IPCC says Met was right to issue reporter who asked questions of fraudster with harassment warning

The Independent Police Complaints Commission has ruled that officers were right to issue a reporter asked questions of a con-artist with a harassment warning.

Three Met police officers visited Croydon Advertiser chief reporter Gareth Davies on 31 March last year and warned him that if he contacted Neelam Desai again he could be arrested.

At this stage Davies had sent her one email and also called at her home on one occasion.

Desai, who at this stage had already admitted frauds totalling £230,000, alleged that the contact was more widespread.

Davies told officers at the time that he was simply doing his job and also disputed Desai’s version of events. They told him they weren’t there to argue the case and made a reference to the phone-hackers at the News of the World.

The Croydon Advertiser appealed against the harassment warning only for it to be upheld by Inspector Clair Robbins.

She said that Davies’ actions “went beyond what was reasonable”. Davies was investigating claims that Desai – who was later jailed – had conned readers’ out of tens of thousands.

Now IPCC caseworker Paul Berry has rejected a further complaint saying that police officers are not obliged to investigate before issuing harassment warnings via a Police Information Notice.

He said: “I agree that is was possibly misguided for the officer to refer to the phone-hacking scandal but, in terms of the allegation under investigation, I am of the opinion the evidence shows the harassment warning was issued in order to bring to your attention the fact that your approaches to Ms Desai were considered to have gone beyond a reasonable course of conduct.”

Davies told Press Gazette: “It was very disappointing but I’m not surprised.

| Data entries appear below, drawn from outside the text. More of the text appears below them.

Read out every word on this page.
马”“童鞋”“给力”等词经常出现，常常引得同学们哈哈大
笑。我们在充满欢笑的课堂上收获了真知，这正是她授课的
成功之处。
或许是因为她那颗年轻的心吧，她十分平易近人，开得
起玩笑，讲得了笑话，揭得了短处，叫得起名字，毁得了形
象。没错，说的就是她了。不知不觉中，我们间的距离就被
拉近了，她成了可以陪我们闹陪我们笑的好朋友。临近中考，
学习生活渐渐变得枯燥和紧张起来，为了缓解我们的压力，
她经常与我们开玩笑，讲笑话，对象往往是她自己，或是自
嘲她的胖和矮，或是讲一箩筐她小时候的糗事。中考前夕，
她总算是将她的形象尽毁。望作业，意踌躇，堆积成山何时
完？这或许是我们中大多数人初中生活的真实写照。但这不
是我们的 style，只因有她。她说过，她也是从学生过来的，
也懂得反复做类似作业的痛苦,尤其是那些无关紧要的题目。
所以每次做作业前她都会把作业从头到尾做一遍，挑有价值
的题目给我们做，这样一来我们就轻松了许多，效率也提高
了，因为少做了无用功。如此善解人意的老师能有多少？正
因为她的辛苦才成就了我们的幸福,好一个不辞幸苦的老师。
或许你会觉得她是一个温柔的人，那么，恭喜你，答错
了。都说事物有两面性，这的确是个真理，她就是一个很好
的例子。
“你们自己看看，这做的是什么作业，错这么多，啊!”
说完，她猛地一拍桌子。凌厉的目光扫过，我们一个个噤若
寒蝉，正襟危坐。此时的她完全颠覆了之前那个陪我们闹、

I’m working with a member of the public who has a very similar case and has also had her appeal rejected.

"It can’t be right that police can issue a formal warning against someone that appears on an enhanced police records check without carrying out basic investigations.

“These PINs can be used to hamper or block basic responsible journalism.

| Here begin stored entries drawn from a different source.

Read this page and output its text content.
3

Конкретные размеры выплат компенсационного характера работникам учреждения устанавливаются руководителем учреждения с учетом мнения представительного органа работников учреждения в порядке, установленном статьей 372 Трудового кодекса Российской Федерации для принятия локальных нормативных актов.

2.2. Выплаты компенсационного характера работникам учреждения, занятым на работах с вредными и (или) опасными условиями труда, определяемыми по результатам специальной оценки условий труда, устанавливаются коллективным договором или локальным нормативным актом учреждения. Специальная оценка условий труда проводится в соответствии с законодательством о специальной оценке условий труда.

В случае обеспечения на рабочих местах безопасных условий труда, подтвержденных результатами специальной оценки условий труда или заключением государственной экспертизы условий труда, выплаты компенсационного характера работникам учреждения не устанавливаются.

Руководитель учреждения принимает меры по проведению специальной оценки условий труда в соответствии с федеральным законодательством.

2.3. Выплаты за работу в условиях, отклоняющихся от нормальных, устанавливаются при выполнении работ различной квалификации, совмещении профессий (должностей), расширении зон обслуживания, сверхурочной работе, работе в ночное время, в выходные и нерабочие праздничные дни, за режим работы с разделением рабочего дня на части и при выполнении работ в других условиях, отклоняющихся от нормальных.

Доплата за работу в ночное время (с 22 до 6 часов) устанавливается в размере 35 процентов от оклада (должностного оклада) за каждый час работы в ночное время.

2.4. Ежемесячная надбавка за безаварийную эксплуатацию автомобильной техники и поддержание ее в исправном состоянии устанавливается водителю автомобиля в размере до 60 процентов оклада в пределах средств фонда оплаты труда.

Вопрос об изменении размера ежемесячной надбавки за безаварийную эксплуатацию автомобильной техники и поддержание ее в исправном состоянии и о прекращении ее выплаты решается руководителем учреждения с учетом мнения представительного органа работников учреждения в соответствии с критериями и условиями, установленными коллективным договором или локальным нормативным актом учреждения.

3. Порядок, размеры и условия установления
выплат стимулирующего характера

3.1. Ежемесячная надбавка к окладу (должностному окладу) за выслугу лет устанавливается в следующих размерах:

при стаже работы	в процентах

“I’ve been contacted by a number of members of the public who have been subject to these things. They’ve raised concerns about the premise they have been based on and refuted the allegations made against them but have had no recourse to do anything about it.”

Davies used a subject access request under the Data Protection Act to find that the officers acted on Desai’s allegations after she made repeated calls to them.

The Croydon Advertiser reports today on an email from PC Coman to Sergeant Ehikioya on March 30 that said: "Please forgive the inconvenience of this request but this crime report has been brought to the attention of the GPC [Grip and Pace] supervisor following numerous phone calls by the victim in this case.

"I have discussed this with PS Parker and PS MacPherson who have asked me to email you and politely request you progress this by issuing the suspect with a harassment warning today."